Queen Not Innocent of Empire's Sins
In the late 1550s, taking stock of affairs in Europe, an English queen named Elizabeth grew worried about being left behind in a new race underway among her country’s neighbors on the continent: the construction of a far-flung empire.
The Portuguese and Spanish had established an early dominance in this endeavor. The former had shown the way, earning fortunes trading with West Africans for gold beginning late in the 15th century before perfecting a revolutionary formula that conjoined plantation agriculture with race-based chattel slavery to produce tropical commodities on tiny São Tomé. Their model, based on sugar cultivation and commerce of the enslaved Africans who fueled it, would quickly come to dominate economic life in the Atlantic for centuries, supercharging European economies and propelling the rise of the West over the so-called rest.
England’s imperial history up to Queen Elizabeth I’s time had been mostly limited to dominating its neighbor Ireland. But the sovereign whose era we mostly associate with author William Shakespeare yearned for a far-bigger stage and encouraged the gentry as well as pirates like John Hawkins to venture out beyond the English Channel to raid Portuguese and Spanish ships and get in on their booty of gold and human beings extracted from coastal West Africa.
In doing so, that first Elizabeth laid the early groundwork for what would eventually become the British empire. Her successors took her efforts further with the 1631 formation of the colorfully named Company of Merchant Adventurers of London. Here, adventure meant the violent quest for gold and slaves in the tropics. Before long, the company was rebranded in a way that took all the mystery out of the principal geographical target. It was called the Company of Royal Adventurers Trading to Africa and was ambitiously granted a monopoly on the lucrative trade of that continent for a period of 1,000 years.
In that same decade, as I have argued in my book, Born in Blackness: Africa, Africans, and the Making of the Modern World, 1471 to the Second World War, the most important foundational act of English empire-building took shape on the other side of the Atlantic Ocean, where the English colonized Barbados, a small island in the eastern Caribbean that is approximately one-third the surface area of present-day Los Angeles.

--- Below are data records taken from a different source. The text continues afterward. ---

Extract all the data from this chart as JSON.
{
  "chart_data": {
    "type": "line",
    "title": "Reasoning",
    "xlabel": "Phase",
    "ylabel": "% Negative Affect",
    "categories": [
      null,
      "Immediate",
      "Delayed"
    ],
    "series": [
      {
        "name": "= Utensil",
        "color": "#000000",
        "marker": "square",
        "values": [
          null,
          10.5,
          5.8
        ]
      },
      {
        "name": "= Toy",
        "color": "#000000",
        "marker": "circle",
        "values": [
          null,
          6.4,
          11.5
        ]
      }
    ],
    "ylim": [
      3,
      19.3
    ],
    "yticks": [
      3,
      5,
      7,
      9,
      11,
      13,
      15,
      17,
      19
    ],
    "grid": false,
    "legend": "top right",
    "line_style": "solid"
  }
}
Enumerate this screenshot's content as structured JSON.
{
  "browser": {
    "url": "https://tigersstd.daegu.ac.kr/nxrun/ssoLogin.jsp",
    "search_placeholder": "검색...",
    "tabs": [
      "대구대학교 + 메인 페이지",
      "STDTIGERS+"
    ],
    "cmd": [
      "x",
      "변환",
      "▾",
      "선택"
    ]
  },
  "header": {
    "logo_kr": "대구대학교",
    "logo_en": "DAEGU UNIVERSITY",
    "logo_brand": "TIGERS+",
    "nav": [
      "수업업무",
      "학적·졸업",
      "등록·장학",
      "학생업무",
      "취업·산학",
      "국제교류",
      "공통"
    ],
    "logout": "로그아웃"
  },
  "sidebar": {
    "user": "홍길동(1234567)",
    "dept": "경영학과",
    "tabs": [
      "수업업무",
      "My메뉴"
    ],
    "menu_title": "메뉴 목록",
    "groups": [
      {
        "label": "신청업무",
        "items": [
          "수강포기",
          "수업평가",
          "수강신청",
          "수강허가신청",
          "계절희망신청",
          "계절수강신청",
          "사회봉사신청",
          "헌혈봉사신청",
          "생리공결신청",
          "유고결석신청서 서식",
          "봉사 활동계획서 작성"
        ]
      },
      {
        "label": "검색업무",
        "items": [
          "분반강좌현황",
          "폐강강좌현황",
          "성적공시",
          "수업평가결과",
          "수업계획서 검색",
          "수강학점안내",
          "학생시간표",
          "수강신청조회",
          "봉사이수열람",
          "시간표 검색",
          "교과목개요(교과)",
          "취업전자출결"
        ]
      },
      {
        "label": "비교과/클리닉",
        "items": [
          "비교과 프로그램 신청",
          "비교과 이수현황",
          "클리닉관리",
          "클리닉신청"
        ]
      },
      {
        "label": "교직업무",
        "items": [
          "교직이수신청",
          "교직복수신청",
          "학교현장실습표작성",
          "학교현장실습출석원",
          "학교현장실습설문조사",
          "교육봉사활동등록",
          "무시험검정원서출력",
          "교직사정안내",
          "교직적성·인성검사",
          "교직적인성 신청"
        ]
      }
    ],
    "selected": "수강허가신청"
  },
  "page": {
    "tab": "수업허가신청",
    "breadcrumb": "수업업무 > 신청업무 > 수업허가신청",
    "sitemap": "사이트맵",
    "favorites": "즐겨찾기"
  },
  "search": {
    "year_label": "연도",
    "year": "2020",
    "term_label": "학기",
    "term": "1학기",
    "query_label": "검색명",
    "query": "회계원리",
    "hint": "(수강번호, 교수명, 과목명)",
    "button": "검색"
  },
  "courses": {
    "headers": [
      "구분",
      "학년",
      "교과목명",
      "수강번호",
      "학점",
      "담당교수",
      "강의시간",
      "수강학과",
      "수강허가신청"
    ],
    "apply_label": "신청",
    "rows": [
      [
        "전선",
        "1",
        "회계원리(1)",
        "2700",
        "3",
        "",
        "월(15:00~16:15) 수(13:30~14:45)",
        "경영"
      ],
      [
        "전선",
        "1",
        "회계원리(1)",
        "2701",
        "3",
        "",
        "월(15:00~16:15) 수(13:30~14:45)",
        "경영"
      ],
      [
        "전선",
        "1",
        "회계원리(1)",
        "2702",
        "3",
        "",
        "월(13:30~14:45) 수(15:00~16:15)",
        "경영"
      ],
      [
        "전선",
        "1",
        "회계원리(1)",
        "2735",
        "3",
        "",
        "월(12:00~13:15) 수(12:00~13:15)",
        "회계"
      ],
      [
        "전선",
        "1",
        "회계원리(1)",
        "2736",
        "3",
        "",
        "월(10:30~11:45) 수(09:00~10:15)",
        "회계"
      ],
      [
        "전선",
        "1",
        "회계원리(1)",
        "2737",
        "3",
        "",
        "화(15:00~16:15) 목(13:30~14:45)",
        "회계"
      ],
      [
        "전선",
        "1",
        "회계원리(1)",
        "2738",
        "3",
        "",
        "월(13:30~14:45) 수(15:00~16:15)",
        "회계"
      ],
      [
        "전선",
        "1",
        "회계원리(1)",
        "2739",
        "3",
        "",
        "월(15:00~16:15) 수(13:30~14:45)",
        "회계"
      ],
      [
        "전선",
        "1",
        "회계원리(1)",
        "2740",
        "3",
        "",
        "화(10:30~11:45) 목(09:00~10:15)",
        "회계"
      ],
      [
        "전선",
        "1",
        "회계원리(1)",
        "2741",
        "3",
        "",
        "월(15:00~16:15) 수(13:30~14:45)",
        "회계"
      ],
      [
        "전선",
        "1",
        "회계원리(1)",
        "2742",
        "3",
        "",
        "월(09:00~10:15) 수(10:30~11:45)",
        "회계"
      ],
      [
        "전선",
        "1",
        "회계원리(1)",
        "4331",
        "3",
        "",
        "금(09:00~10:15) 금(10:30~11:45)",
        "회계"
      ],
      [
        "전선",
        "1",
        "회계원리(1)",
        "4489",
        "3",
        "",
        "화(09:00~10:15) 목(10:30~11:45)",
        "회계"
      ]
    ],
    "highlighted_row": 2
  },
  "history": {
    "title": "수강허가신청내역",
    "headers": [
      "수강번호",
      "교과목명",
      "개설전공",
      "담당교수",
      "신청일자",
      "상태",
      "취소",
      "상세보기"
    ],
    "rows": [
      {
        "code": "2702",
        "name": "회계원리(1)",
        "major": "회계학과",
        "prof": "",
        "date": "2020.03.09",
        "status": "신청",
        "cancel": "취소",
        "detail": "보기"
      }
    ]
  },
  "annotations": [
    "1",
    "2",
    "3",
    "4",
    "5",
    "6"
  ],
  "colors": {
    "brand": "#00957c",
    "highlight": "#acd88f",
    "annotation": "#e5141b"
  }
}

In Barbados, the English quickly implemented the morally indefensible but economically unbeatable economic model that the Portuguese had recently devised in São Tomé. The near-total replacement by mid-century of white indentured servants with enslaved men and women who were brought in chains from Africa and deliberately worked to death—almost as many as the number of enslaved people brought to the incomparably larger mainland North America—turned sugar cultivation in Barbados into a virtual license to print money.